= Richard L. Meier =

American regional planner and systems theorist (1920–2007)

Richard Louis Meier (May 16, 1920 – February 26, 2007) was an American regional planner, systems theorist, scientist, urban scholar, and futurist, as well as a Professor in the College of Environmental Design at the University of California at Berkeley. He was an early thinker on sustainability in planning, and recognized as a leading figure in city planning and development. He is not related to the New York-based architect Richard Meier, whom he was often confused with.

== Life and career ==
Born in Kendallville, Indiana on May 16, 1920, Meier grew up as the oldest of five children in a family of modest means. His father was a German-American Lutheran schoolteacher, choirmaster, and organist. His mother became seriously ill shortly after the birth of her youngest child, and a lot of responsibility of running the household fell onto young Meier. He earned a bachelor's degree in chemistry from the University of Illinois at Urbana-Champaign in 1940, and a master's and a doctorate in organic chemistry from UCLA.
Meier earned his Ph.D. in organic chemistry at the University of California, Los Angeles (UCLA) in 1944.
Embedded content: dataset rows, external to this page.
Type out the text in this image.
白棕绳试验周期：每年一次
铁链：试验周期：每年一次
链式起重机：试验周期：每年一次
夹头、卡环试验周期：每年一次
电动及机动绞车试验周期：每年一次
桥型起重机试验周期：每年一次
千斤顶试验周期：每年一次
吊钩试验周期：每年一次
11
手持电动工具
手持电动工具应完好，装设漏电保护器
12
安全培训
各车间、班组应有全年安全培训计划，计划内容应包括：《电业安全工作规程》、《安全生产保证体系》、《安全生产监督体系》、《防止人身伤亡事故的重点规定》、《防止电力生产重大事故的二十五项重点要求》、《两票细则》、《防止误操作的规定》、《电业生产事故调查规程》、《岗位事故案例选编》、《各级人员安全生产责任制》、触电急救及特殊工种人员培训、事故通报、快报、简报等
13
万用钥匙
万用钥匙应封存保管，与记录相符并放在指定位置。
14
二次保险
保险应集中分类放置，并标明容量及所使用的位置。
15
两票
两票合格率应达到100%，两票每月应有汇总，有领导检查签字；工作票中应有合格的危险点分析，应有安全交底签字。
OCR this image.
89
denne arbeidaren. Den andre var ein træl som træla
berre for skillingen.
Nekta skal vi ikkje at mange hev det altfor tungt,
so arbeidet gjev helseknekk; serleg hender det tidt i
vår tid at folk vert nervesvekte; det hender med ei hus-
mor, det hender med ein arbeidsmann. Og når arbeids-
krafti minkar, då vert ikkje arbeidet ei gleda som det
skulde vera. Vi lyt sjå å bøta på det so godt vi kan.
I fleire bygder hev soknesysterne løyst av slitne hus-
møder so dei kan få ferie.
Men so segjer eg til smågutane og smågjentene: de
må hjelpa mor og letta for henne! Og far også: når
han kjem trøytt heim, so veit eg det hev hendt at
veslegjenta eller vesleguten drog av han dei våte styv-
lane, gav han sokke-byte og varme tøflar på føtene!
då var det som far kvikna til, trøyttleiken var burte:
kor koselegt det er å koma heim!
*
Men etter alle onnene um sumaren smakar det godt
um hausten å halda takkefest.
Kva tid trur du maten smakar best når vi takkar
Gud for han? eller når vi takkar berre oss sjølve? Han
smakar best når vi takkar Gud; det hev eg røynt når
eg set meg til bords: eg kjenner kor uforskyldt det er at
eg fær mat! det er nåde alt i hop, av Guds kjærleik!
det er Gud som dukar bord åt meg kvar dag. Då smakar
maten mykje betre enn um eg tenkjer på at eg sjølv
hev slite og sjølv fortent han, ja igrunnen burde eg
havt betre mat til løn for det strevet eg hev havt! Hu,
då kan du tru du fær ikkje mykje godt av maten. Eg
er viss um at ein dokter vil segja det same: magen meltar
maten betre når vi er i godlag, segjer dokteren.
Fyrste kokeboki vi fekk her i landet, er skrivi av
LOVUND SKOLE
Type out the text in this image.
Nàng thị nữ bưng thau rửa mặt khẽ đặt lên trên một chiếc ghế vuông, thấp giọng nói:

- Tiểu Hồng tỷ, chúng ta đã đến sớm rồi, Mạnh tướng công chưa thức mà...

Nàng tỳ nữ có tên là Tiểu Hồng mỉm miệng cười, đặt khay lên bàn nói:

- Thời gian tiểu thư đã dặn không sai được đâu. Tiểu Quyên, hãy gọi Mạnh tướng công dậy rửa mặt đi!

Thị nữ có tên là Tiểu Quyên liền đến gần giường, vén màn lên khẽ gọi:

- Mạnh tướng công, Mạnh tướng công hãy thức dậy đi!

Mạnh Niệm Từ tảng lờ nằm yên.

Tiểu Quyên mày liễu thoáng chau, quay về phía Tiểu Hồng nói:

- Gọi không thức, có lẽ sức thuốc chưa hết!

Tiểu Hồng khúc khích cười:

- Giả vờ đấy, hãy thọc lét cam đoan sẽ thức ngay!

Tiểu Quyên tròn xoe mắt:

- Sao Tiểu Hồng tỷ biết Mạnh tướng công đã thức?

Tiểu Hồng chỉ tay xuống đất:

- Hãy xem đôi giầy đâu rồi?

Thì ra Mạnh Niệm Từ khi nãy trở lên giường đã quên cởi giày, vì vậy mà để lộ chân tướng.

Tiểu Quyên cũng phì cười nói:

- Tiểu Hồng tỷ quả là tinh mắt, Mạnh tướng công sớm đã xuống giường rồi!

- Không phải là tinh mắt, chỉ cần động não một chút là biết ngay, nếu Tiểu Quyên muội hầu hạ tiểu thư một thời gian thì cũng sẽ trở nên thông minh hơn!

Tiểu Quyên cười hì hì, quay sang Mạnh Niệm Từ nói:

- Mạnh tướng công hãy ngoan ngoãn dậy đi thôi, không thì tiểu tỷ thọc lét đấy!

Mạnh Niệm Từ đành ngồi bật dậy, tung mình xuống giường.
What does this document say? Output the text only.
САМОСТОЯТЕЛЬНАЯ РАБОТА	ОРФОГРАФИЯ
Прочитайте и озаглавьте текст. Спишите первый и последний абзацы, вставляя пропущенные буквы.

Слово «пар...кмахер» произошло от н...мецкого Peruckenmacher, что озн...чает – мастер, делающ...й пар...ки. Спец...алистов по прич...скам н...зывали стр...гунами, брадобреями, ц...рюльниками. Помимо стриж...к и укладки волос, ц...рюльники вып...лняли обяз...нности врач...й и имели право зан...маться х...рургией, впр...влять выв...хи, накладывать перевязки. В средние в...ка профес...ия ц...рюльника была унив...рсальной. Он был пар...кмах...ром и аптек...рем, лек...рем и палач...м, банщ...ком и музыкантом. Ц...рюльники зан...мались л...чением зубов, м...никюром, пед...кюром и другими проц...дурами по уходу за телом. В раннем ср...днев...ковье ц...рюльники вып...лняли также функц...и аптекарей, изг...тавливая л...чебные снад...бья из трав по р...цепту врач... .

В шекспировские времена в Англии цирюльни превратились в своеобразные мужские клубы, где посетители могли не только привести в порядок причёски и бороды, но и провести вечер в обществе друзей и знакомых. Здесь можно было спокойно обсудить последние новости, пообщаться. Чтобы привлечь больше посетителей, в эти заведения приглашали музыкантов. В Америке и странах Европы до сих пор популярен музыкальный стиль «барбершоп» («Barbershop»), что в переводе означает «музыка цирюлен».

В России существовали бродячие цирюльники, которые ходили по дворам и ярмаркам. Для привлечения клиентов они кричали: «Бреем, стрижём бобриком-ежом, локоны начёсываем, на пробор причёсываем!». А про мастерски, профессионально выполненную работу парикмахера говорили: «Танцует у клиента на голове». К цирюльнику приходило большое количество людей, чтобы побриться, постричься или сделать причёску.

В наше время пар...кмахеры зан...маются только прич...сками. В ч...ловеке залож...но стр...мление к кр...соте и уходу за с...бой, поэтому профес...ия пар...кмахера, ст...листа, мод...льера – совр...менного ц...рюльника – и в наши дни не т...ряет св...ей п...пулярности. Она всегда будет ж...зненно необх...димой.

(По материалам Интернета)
During World War II, Meier worked as a Standard Oil research chemist in Richmond, California. Even before taking his Ph.D. in organic chemistry at University of California at Los Angeles in 1944, Meier made his mark as a generalist and futurist, persuading the newly established department to teach leading-edge developments in nuclear chemistry and physics. Meier began talking with Berkeley scientists about the post-war implications of atomic energy and weapons. He founded along with his colleagues, what is now called, the Federation of American Scientists, a non-profit organization focused on consolidating scientific knowledge to aid national interests.

During a Fulbright Fellowship in Manchester, England, in 1949–50, Meier shifted his attention to technological solutions for the problems of the world's biggest and poorest cities. As early as 1951, he convinced a University of Chicago colleague, the New Deal "brain-truster" Rexford Tugwell, of the inevitability of Meier's forecasts. These included a long list of developments, among them the radical improvement of communications using ultra fax and television devices, more effective antibiotics, and "advances toward technological oneness in the world ... followed by tighter organization and by holistic planning devices," Tugwell said.

Between 1950 and 1956, he taught in the University of Chicago's influential Program of Education and Research in Planning. End 1950s he was among the first members of the Society for General Systems Research. Between 1957 and 1967, he first was a research social scientist in the Mental Health Research Institute at the University of Michigan, focusing on systems theory. At Michigan, Meier and Kenneth Boulding were colleagues, they bounced ideas off each other, and Meier had enormous respect for him. Later he became professor in Michigan's School of Natural Resources, Department of Conservation. Meier moved to the University of California, Berkeley in 1967, and helped establish the new doctoral program in the Department of City and Regional Planning (DCRP). For more than 35 years, he was a faculty member in the Departments of Architecture, Landscape Architecture, and City and Regional Planning in the College of Environmental Design at the University of California, Berkeley.

In retirement, Meier continued teaching, writing, and generating new ideas, despite increasing disabilities. His final book "Ecological Planning, Management and Design" published online in 2003, laid out many of his strategies for creating sustainable communities, particularly for the urban poor in developing countries. It reflected his unquenchable optimism about the future and his belief that good planning and social justice are inseparable.

== Publications ==
- 1956. Science and economic development; new patterns of living. Cambridge, Massachusetts, M. I. T. Press.
- 1959. Modern science and the human fertility problem. New York, Wiley
- 1962. A communications theory of urban growth. M.I.T. Press
- 1962. Croissance urbaine et théorie des communications. Paris, Presses universitaires de France.
- 1965. Developmental planning. New York, McGraw-Hill.
- 1967. The influence of resource constraints upon planning for worldwide economic development. Athens, Athens Technological Organization, Athens Center of Ekistics, 1967.
- 1974. Planning for an urban world: the design of resource-conserving cities. Cambridge, Massachusetts, MIT Press.
- 1978. Risk-taking considered in a community ecology framework. Berkeley : Institute of Urban & Regional Development, University of California.
- 1978. The new paradigm for planners--:community ecology. Berkeley : Institute of Urban & Regional Development, University of California, 1978.
- 1981. Energizing urban ecosystems in the Philippines, Manila. Berkeley, Calif. : Institute of Urban and Regional Development, University of California
- 1989. Life alongside a revolution : a Hong Kong diary, June 1989. Berkeley, Calif.: Institute of Urban & Regional Development, University of California at Berkeley.
- 2003. Ecological Planning, Management and Design. Online manuscript of his final work at berkeley.edu.